With any good defining moment about the Lord we learn about our own suckyness, to be profoundly prolific. Wow, am I aware of my sin, my selfishness, and my obsession with things I can see. I'm currently in a position I've never found myself to be in before. I'm the minority. I'm not one in a sea of large tank tops and nike shorts. I'm not one in a crowd of people with families that have come out to support their athletic children. And I'm definitely not one in a congregation of people that worship the same Maker. I am thirsty, I am weak, and I am so naturally wrong. 

God loves everyone. Easy. Done. Got it. Now Elaina... go love everyone because God loves everyone. Okay! Wait.. Hard. Can't. Won't. 

We talk about "loving" on people so much that it has become a part of my vocabulary and mindset similarly to talking about eating brunch. Still I never really know when brunch happens or why it's not more defined and what kind of food it means we're actually going to eat. I want to love people because I know that I am loved and I know that they are loved. But why is it so much harder to love these people than ever before? Because now they don't look like me. They don't think like me. They do things contradictory to what I believe. They've been burned by people like me. They actually should and maybe do despise me. I've been in rooms where the entire point of a lesson is contradictory to what I believe is true about the identity of a person. I believe it is more than who you are attracted to, what groups you identify with, or what country your ancestors came from. I believe identity is breathed into you from the same One that created you. I'm tempted to throw doctrine and scripture and opinions into the room. Then I think to myself, if the Son of Man were sitting at the table across the room during these conversations what's he going to say? It's sure going to look and sound a lot different than what I naturally declare.

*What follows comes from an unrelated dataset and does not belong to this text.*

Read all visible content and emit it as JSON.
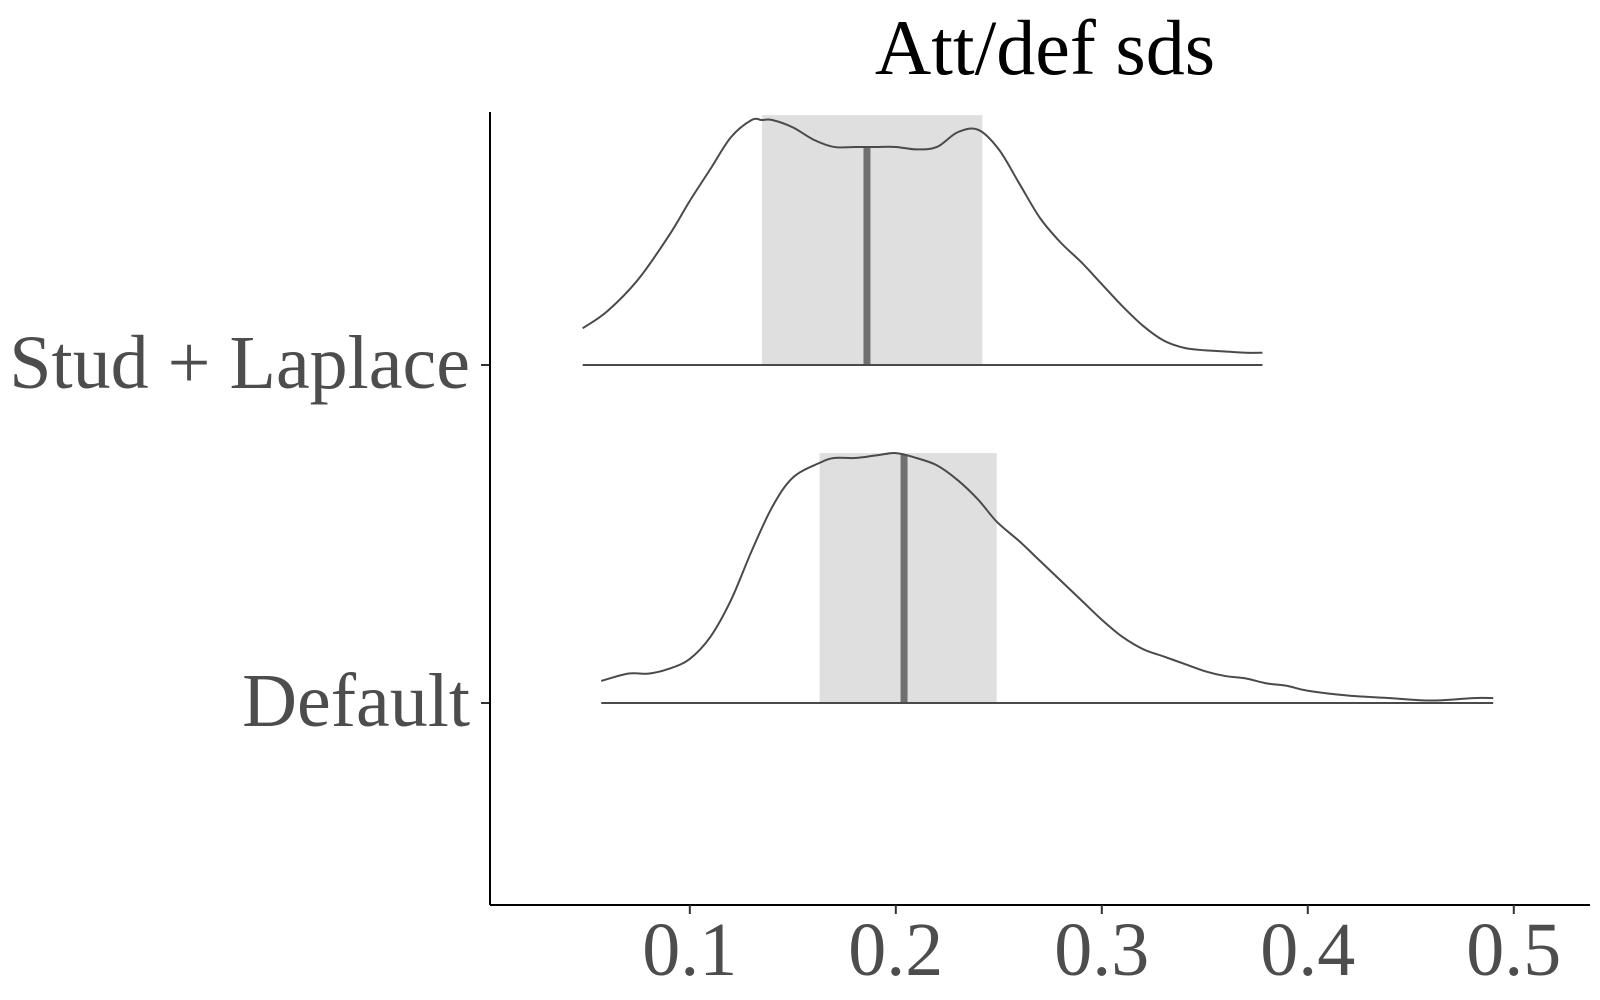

I want to get on a soap box and discuss the different theories about identity. I want to expose how sexual identity is destroying the most precious gift we've been given. I want to defend. And then I want to attack. Is this that whole "loving people" thing we always talk about? Is this what it means to be the aroma of Christ? As I look over at the empty seat I hear Him in a gentle way catch my attention. I see Him lift His hands into the air and gently say stop using those eyes. Then I see them. The holes in His hands. The two lenses through which He sees, and the same ones that I don't have to pay a quarter to look through. The grace. The real definition of loving people. To honor and to give grace as Jesus gives grace. It is the only way I can understand what loving people really means. To put the armor down and instead grab a hand that looks different than yours and hold onto it because you know you once needed a hand too. If I can give my hand to hold, to meet them at the hurt, then hopefully they will catch a glimpse of the hol(e)y hands that are calling them home. There is a lot of injustice and a lot of what I'm doing here is working against that, but when I forget that I don't breathe compassion and grace naturally then I am enlarging the gap between each of us rather than scooting closer and closer. 

Brothers and sisters, let us love. But let us love not on the authority of "christianity" or the cause of justice or ministry. Let us love because we did nothing to get ourselves to where we are. Someone showed us the holes in the hands of Christ. So let us move forward and see that He is on the other side of the river giving us the strength to step across as we keep our gaze on Him, and we have no idea whose eyes are seeing the hands that we are sharing.